I think Don's right---nonononono, not that Debbie's an ingrate; nobody could
have a signature block as cool as her funny raven quote and be an
ingrate--but that birders usually--heck, almost always--ride on the work of
conservationists and hunters for many of our best birding areas. We have
seen what is often the best birding land bought by hunters and/or
off-road-vehicle or offleash dog-owners or industrial and residential
development or whatever, and developed by those groups for their own use, or
seen waaayyyy-better organised hunting and other groups and organisations
politically persuade government to sequester the best land for *their* use,
subject to regulation, and we birders continue to sit, collectively, on our
thumbs moaning about how it's all disappearing and those nasty hunters etc.
have the rest and that they call the, ahem, shots.
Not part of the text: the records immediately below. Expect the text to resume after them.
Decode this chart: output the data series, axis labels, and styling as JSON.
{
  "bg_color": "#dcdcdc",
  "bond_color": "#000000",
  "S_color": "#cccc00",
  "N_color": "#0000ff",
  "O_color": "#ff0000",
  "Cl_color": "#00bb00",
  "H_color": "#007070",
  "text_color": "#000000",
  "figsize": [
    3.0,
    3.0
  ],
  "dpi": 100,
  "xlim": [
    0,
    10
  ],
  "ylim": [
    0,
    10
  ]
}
Sorry.

This will go on as long as birders would rather be used as human shields by
the Khmer Rouge than organise to protect and further our own interests,
raise money for *birding* land to be used for *birding*, or refuse to
organise into lobbies, whether state, provincial, or federal in either
country, and continue to look for the free ride, and let everyone else beat
us to the draw on increasingly scarce land because we're too damn moral and
'nice' (yichhh) to get involved either in politics or the cold economics of
our activity. It's a case of 'Get with the tour, Bunky, or get left on the
sidewalk.'

The solution to this problem is conceptually simple: buy good birding land,
or organise into sufficiently powerful lobbies to persuade government, or
lose it as ausual to competing interests, though often much smaller but far
more aggressive and focussed. Most every birder I know personally would
rather chew off a leg than be, to use the word they themselves use,
'confrontational'. I'd like to point out that it's time and past for those
birders to learn the distinction between actual confrontation and simple
self-assertion of one's rights and interests instead of the usual 'The meek
shall inherit the earth. May we have it now, please?' approach.
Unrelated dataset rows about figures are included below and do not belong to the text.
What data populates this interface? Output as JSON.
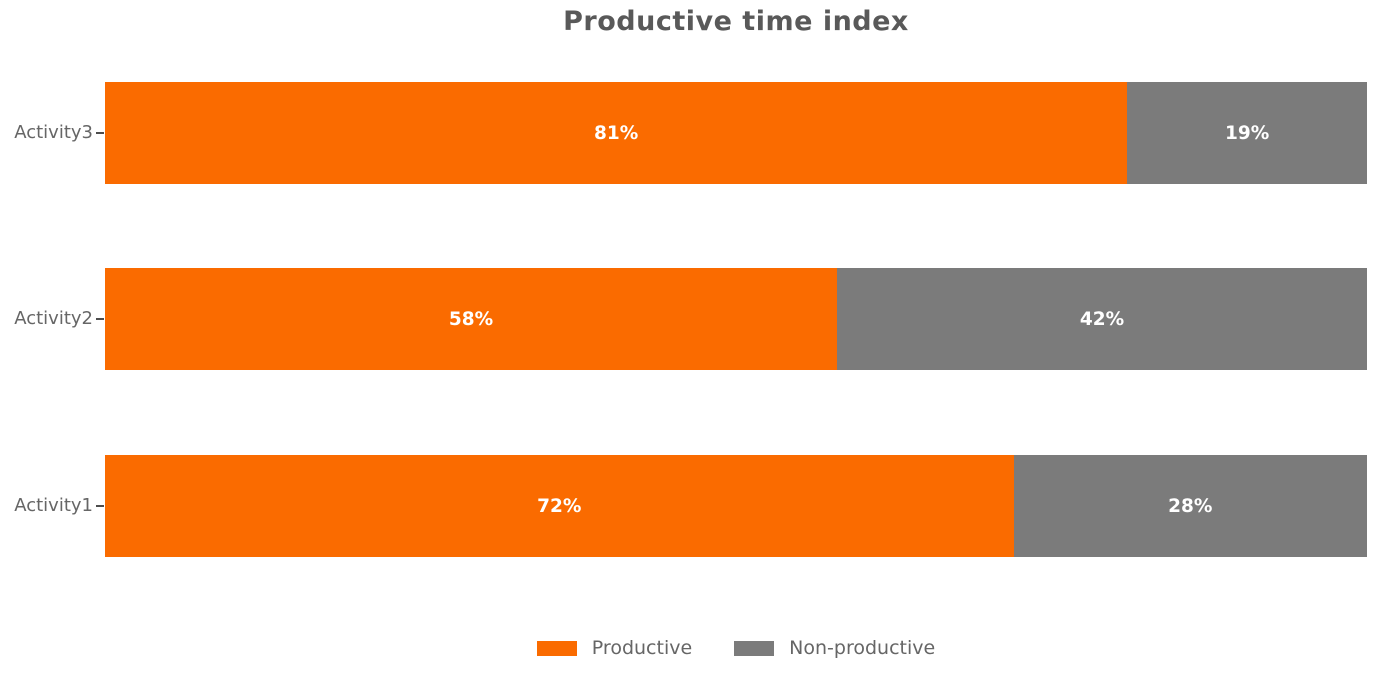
{
  "title": "Productive time index",
  "chart_data": {
    "type": "bar",
    "orientation": "horizontal",
    "stacked": true,
    "title": "Productive time index",
    "categories": [
      "Activity3",
      "Activity2",
      "Activity1"
    ],
    "series": [
      {
        "name": "Productive",
        "color": "#fa6b00",
        "values": [
          81,
          58,
          72
        ]
      },
      {
        "name": "Non-productive",
        "color": "#7b7b7b",
        "values": [
          19,
          42,
          28
        ]
      }
    ],
    "value_labels": [
      [
        "81%",
        "19%"
      ],
      [
        "58%",
        "42%"
      ],
      [
        "72%",
        "28%"
      ]
    ],
    "xlim": [
      0,
      100
    ],
    "value_format": "percent",
    "grid": false,
    "legend_position": "bottom",
    "legend": [
      "Productive",
      "Non-productive"
    ]
  },
  "colors": {
    "productive": "#fa6b00",
    "non_productive": "#7b7b7b",
    "title_text": "#595959",
    "axis_text": "#666666",
    "bar_label_text": "#ffffff",
    "background": "#ffffff"
  }
}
But the point is, after all, to enjoy ourselves. Well, I'd like to reiterate
my suggestion that taxes and licences, being the children of bureaucrats,
are not exactly feel-good ways to make money even if one could be assured
that the money goes where one hopes. That if hunters can raise money through
a stamp program, what kind of dough could *birders*--who are much more
numerous--raise in that way? There are good bird artists behind every second
tree, it seems: surely to heaven there's some who'd leap at the chance for a
good stamp-design competition, who must be fed up with doing waterfowl by
now. It doesn't have to be a stamp program, just some kind of low-cost,
high-turnover good that anyone, man, woman, child, whole families,
societies, organisations, groups of any kind, what*ever*, can buy in any
quantity with a little money or a lot. People feel better if they get a
goodie every time they spend something, so appeal--as the hunters have done,
they're the experts at this--to the 'kid at the penny candy rack' that's
still there, if buried, in all of us.

Michael Price We aren't flying...we're falling with style!